If you get denied keep appealing the decision and filling out the paperwork. If you quit when denied then later reapply you lose more of your back money. Local is aways the best way to ensure you don't get cheated or taken advantage of by some unknown party.
I'm new here, but I've applied for disability due to fibro and I was denied SSI due to my husband making too much money and I'm waiting for their answer on my SSD. I've been unable to work since July 11, 2013 due to the pain and I've missed a lot of work since last year when the pain first started. I'm hoping I get help, but if I get denied I know we have a lot of local attorneys who help people who've been denied for SSD and they only charge a fee if you get paid.
My brother in law actually has gotten disability for fibro. I didn't know men could get it, did you? They recently reviewed his case though and took some of his money and drugs away. Not sure what that is all about---do they make periodic reviews? He's pretty young too, maybe fifty.
I was rejected on Christmas eve day. Who says they don't have a heart? I repealed and have been waiting ever since. If they reject me again, before I am eighty, I will get a lawyer. I guess it is not uncommon and they don't make it easy!
They don't make it easy for a reason, and that is there are a lot of people that try to cheat the system. Some people think living for a hand-out is a good life, so even thou they could work they don't want too. That leaves a shorter supply of money for those that truely need it. Also many people do not have enough work credits built up to even qualify for SSD. You can check that by getting a copy of your SS work record history.
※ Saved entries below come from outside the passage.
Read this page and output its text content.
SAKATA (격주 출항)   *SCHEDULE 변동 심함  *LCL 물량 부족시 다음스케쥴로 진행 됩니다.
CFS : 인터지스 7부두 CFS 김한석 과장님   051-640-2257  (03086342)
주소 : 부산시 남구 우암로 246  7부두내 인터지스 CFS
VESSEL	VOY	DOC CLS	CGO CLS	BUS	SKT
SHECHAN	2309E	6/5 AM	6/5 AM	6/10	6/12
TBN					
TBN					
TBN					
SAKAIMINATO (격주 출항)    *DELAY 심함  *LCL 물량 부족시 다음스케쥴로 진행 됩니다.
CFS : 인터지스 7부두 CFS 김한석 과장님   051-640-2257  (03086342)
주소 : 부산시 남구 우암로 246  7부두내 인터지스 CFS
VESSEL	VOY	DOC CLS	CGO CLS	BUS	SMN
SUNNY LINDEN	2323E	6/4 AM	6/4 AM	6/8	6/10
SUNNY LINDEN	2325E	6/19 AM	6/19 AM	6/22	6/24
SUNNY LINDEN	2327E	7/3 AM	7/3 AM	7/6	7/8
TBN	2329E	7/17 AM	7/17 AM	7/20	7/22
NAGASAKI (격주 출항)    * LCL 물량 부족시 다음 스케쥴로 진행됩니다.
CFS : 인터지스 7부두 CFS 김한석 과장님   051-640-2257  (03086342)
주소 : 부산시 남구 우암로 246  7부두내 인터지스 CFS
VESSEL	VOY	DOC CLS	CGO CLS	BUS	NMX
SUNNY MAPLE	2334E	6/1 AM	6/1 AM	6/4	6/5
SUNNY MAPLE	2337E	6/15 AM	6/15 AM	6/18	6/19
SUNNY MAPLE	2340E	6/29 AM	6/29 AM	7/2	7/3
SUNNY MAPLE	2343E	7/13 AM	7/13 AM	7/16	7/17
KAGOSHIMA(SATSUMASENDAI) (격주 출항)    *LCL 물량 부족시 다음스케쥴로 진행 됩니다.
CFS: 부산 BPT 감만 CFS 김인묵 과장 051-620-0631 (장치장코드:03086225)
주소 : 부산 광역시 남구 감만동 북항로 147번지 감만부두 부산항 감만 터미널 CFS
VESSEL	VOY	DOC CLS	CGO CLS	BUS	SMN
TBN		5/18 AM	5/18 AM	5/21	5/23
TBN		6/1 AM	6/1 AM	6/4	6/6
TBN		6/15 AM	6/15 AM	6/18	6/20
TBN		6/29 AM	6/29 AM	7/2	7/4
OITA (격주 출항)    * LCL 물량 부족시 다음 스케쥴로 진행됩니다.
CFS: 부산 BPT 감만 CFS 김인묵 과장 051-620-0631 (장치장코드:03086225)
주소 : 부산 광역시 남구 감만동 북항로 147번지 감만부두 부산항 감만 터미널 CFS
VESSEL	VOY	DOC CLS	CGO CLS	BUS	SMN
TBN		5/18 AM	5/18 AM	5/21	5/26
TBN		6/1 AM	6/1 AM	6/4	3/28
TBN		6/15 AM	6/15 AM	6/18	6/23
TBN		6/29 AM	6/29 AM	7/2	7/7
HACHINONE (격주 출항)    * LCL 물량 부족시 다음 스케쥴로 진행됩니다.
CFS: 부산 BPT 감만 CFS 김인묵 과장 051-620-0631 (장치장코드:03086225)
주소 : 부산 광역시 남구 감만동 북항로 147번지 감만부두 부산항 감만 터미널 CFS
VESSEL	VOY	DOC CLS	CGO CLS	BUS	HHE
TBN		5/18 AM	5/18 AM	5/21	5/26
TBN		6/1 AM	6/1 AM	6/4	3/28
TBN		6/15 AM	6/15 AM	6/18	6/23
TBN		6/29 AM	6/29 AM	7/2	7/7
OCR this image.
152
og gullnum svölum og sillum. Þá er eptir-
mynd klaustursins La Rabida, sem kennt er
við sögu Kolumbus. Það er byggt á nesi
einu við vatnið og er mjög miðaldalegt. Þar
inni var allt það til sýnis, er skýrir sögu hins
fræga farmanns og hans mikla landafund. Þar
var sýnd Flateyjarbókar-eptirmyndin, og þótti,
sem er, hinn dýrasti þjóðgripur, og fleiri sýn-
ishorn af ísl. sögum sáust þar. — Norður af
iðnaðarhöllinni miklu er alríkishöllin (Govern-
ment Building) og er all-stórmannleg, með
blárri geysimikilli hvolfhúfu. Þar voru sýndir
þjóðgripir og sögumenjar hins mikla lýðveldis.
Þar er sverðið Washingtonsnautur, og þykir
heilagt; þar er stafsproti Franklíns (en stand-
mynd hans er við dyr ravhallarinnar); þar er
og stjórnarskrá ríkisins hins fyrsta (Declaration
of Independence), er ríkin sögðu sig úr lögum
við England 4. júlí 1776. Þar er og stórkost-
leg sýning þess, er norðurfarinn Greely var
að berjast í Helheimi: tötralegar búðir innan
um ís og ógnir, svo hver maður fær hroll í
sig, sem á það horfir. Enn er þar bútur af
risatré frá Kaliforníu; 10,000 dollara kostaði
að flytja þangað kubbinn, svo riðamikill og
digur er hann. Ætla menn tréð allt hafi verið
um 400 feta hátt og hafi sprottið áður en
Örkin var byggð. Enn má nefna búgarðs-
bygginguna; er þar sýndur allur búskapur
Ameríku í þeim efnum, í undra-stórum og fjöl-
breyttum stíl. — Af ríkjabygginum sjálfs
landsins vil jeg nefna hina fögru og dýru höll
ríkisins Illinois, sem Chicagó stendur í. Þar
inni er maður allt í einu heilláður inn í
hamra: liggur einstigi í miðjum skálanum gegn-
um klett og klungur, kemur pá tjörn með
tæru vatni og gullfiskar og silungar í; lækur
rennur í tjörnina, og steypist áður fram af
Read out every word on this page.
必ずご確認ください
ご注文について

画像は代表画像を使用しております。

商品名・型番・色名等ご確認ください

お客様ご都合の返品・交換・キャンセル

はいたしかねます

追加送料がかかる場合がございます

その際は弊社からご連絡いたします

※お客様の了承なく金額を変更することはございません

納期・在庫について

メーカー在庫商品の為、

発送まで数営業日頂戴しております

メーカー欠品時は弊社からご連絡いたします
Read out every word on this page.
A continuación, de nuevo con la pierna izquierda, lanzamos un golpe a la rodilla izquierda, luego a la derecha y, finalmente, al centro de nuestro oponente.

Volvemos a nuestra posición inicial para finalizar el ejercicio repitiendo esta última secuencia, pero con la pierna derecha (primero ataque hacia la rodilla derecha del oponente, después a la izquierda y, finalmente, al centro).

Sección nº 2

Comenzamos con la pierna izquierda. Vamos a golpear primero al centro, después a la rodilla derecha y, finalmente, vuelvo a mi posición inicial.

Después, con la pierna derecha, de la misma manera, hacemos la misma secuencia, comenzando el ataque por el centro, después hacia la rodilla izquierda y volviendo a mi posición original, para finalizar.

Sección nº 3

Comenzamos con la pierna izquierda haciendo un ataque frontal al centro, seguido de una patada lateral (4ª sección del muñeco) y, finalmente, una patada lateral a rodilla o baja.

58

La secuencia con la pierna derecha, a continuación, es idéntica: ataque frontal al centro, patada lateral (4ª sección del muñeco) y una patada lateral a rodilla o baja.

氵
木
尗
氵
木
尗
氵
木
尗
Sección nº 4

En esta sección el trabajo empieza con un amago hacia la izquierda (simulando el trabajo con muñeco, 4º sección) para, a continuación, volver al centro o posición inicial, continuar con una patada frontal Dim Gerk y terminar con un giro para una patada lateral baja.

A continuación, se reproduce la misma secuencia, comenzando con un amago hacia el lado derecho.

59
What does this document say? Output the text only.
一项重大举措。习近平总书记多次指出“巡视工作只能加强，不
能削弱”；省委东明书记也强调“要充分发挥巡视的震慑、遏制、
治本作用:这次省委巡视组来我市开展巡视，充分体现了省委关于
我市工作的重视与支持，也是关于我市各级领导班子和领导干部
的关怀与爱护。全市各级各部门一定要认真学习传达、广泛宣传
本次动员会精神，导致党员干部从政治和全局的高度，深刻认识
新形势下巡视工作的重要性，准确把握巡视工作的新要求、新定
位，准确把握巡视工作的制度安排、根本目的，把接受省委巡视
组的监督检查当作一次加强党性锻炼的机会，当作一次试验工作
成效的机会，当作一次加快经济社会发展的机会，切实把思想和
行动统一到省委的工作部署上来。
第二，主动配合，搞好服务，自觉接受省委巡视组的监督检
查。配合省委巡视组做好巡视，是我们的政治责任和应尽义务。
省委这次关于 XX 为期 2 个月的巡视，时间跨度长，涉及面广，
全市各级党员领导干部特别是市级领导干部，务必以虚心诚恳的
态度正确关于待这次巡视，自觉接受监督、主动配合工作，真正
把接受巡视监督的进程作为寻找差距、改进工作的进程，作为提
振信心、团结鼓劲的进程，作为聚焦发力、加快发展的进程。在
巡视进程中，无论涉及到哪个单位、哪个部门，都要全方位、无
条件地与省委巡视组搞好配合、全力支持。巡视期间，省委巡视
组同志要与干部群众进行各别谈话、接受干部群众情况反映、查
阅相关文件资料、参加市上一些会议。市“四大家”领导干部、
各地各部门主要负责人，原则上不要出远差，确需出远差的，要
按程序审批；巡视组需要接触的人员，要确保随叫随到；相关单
It says how many work credits you have. In those cases if your income is low you might qualifty for SSI instead.
Differences are that SSD is your money paided into the system. If you start working again some might have to be paid back. In SSI, all is usually paided back when you pass on from your insurance policies. Also with SSI if you start getting it keep some in the bank, as they sometimes make mistakes and give you too much and then out of the blue request it back. This happened to someone I knew in Florida.
They often do checks to make sure you are still disabled and unable to work. If you start working and earn over a certain amount they will reduce the amount of SSD or SSI you get, or may stop it all together.